Le CAR a donné des exemples édifiants sur ces achats d’armes. Un petit magasin de téléphone a acheté six tonnes de pâte d’aluminium. Un autre petit distributeur de produits agricoles turc a payé quelque 200 000 dollars (165 000 euros) pour récupérer 78 tonnes de propergol.
Dans ce rapport, l’ONG met au jour l’acquisition de fertilisants à base de nitrate et de pâte d’aluminium, utilisés pour produire des explosifs, ainsi que du propergol (produit de propulsion des fusées) et des drones. L’EI aurait même tenté de produire un système antiaérien automatisé, mais rien ne prouve qu’il y soit parvenu. Par ailleurs, 28 drones quadricoptères ont été également modifiés pour être armés. Le groupe islamique s’est également doté d’un système de traçage optique, possible élément d’un futur système antiaérien automatisé.

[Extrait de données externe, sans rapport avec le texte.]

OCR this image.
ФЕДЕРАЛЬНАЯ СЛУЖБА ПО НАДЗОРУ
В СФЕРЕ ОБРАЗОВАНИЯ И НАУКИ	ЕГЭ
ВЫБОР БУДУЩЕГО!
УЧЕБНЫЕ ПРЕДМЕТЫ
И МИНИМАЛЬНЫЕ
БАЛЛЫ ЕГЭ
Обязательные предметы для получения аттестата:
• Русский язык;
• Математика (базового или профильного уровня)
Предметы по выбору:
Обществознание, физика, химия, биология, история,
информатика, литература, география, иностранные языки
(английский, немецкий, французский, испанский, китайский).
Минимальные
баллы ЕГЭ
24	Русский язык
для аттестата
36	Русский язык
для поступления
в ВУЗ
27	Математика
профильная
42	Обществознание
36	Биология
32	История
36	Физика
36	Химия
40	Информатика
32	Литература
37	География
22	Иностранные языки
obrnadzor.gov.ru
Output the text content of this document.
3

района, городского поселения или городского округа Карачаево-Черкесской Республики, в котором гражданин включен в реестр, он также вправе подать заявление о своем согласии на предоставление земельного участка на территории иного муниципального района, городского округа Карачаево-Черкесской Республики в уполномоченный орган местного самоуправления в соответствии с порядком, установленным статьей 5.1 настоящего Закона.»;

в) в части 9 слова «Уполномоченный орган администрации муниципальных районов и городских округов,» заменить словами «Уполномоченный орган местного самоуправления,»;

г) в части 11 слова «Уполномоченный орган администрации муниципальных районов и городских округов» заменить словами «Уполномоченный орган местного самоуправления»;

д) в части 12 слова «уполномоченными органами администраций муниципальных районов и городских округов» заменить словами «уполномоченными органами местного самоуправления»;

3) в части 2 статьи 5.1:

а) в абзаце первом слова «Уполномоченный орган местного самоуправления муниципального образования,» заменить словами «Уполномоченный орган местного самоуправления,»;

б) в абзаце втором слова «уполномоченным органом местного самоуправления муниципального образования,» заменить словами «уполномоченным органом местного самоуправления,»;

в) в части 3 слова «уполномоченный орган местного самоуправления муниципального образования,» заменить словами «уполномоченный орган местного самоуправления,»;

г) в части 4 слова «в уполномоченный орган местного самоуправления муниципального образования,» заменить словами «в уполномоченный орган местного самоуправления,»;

Le CAR a identifié plus de 50 sociétés, dans plus de 20 pays, qui ont produit ou distribué des biens utilisés par les forces d’EI. Cette information a été révélée dans son rapport expliquant aussi le système. Ce dernier est basé sur la gestion de sociétés enregistrées légalement, une logistique efficace au sein même du califat, des sites internet écrans, des communications sécurisées, des virements bancaires et paiements en ligne. Le document a par ailleurs révélé que les forces d’EI ont utilisé des individus et des sociétés basées au Danemark, en Espagne, en Syrie, en Turquie et au Royaume-Uni, selon les résultats des enquêtes précédentes.
Ce système, efficace et en même temps fragile, a prospéré. Toutefois, certains fournisseurs, suspicieux, ont mis un terme au contrat si d’autres n’ont rien remarqué ou ont fermé les yeux, note Le Figaro. L’ONG a néanmoins signifié l’importance de détecter des signaux suspects comme autant de "drapeaux rouges". Si aucun d’entre eux ne démontrait en soi une activité illicite, il serait nécessaire de détecter un ensemble de faisceaux. Ces données auraient suffi à alerter entreprises et autorités de contrôle du risque que les commanditaires agissent "hors de leur domaine habituel d’activité".
Depuis la fin du califat en mars 2019, le groupe d’Etat islamique maintient une insurrection dite de "faible intensité mais constante", par ailleurs, son réseau d’approvisionnement actuel est obscur. "Une activité peu consommatrice de ressource", a décrit Sam Heller, analyste indépendant sur la Syrie et conseiller auprès de l’organisation Crisis Group. Il a observé une vidéo du groupe djihadiste qui exhibait les équipements de ses combattants, en novembre 2019. "Tout cela semble bon marché et relativement facile à obtenir", a-t-il expliqué à l’Agence France Presse en disant que c’est la clé de la pérennité de ce type d’insurrection.
Un expert en armement reconnu, qui se fait appeler Calibre Obscura sur Twitter, a, de son côté, estimé qu’aujourd’hui, l’EI achète peu d’équipements à l’étranger, sauf des matériels sophistiqués. Selon ses dires, le groupe islamique se tourne vers de possibles trésors de guerre restants, mais également vers le marché noir, les innombrables milices et groupes armés et les forces étatiques si aisément corruptibles. "Car l’argent, lui, n’arrête pas de tourner. Et l’expérience n’aura pas été perdue", a-t-il affirmé à l’AFP.